I had to triple check to make sure we hadn’t already written up this beer because this has to be at least the fourth time it’s actually been released, but no, somehow it had evaded our grasp up until now. This is the one: the OG. The big silly beer with the big silly name that’s forever going to be invoked by many as the point where craft beer jumped the shark. The Double Vanilla Custard Pancake Imperial Nitro Thickshake IPA is by anyone’s reckoning, extreme. In the three years since it was first released, One Drop have probably brewed ten equally as insane beers but this will always be the big dog. This isn’t the time or place to go on a rant into why frivolous fun beers and reserved traditional styles can very easily coexist and are both good for the industry, but just take it as a given that anyone who says craft beer is dumb because of beers like this is wrong.

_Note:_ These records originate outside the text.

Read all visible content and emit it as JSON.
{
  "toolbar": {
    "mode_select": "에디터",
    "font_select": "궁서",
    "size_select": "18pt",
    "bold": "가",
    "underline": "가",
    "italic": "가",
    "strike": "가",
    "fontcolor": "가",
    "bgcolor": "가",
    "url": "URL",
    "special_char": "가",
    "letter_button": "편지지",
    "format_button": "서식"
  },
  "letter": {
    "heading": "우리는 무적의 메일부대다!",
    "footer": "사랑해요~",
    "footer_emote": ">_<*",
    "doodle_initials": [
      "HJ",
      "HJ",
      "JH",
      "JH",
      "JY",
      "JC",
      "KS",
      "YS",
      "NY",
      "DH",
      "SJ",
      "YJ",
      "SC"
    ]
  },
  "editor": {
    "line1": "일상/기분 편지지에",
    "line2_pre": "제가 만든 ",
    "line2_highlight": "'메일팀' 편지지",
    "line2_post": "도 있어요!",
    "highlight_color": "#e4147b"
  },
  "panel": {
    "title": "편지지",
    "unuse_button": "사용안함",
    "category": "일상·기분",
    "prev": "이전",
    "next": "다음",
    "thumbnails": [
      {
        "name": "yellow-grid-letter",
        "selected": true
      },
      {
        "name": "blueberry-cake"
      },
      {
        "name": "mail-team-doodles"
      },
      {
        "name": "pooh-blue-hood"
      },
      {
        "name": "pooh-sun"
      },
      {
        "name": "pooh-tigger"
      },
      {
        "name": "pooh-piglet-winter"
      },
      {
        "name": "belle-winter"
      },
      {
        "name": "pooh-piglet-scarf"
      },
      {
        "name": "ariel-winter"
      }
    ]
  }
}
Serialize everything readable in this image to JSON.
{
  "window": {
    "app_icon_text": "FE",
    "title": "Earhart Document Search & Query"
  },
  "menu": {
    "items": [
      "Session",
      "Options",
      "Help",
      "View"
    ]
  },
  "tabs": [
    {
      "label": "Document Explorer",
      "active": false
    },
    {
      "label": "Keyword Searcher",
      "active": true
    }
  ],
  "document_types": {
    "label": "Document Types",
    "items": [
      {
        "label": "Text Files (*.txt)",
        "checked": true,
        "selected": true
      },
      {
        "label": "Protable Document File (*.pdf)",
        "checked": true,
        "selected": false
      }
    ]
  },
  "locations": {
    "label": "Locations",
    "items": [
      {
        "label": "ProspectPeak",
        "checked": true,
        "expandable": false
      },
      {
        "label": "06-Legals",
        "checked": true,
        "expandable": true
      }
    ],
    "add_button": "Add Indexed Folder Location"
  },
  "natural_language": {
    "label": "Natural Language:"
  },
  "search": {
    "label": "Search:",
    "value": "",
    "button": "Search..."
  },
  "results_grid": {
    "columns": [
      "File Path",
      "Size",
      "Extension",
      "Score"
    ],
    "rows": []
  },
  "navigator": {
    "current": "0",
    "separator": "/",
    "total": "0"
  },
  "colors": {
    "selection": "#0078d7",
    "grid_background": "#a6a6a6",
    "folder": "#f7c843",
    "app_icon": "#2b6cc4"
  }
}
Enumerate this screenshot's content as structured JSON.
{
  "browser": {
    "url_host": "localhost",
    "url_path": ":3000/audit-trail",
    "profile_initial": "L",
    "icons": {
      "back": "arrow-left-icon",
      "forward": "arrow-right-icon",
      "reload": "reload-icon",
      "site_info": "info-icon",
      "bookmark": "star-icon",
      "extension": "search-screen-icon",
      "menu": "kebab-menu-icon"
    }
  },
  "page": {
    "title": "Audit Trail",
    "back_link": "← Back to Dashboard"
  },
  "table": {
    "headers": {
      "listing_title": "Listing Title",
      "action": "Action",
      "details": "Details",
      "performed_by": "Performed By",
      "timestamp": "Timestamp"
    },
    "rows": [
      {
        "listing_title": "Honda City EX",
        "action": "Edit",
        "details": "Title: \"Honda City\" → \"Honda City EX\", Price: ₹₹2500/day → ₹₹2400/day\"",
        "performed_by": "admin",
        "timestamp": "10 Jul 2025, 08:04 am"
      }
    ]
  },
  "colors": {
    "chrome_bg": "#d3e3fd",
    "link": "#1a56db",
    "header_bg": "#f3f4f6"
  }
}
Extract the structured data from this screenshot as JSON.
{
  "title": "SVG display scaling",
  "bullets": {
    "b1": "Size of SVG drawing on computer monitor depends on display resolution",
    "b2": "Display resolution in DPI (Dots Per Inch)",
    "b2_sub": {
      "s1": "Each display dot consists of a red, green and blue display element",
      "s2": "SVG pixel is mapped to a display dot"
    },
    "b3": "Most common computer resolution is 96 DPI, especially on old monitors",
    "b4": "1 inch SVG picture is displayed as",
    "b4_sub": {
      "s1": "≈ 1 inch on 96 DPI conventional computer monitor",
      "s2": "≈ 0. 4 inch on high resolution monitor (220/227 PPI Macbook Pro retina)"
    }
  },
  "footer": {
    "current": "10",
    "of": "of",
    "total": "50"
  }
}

Goddamn, the bouquet that emanates from this thing is preposterous. There’s a Thai coconut pancake called kanom krok that smells exactly like this beer. Well, provided you smashed them into a crème brûlée and poured melted vanilla ice cream on top. Even with all this vanilla and lactose, there is Sabro having an absolute field day sprinkling coconut all over the shop. The actual body of the beer loses the coconut and goes all in on caramel sugar. It’s like crispy sweet pancakes, drizzled in liquid Caramilk chocolate and vanilla anglaise. It’s sweet as sin but come on now, it’s a dessert liqueur in a 440ml can, you know what you’re here for.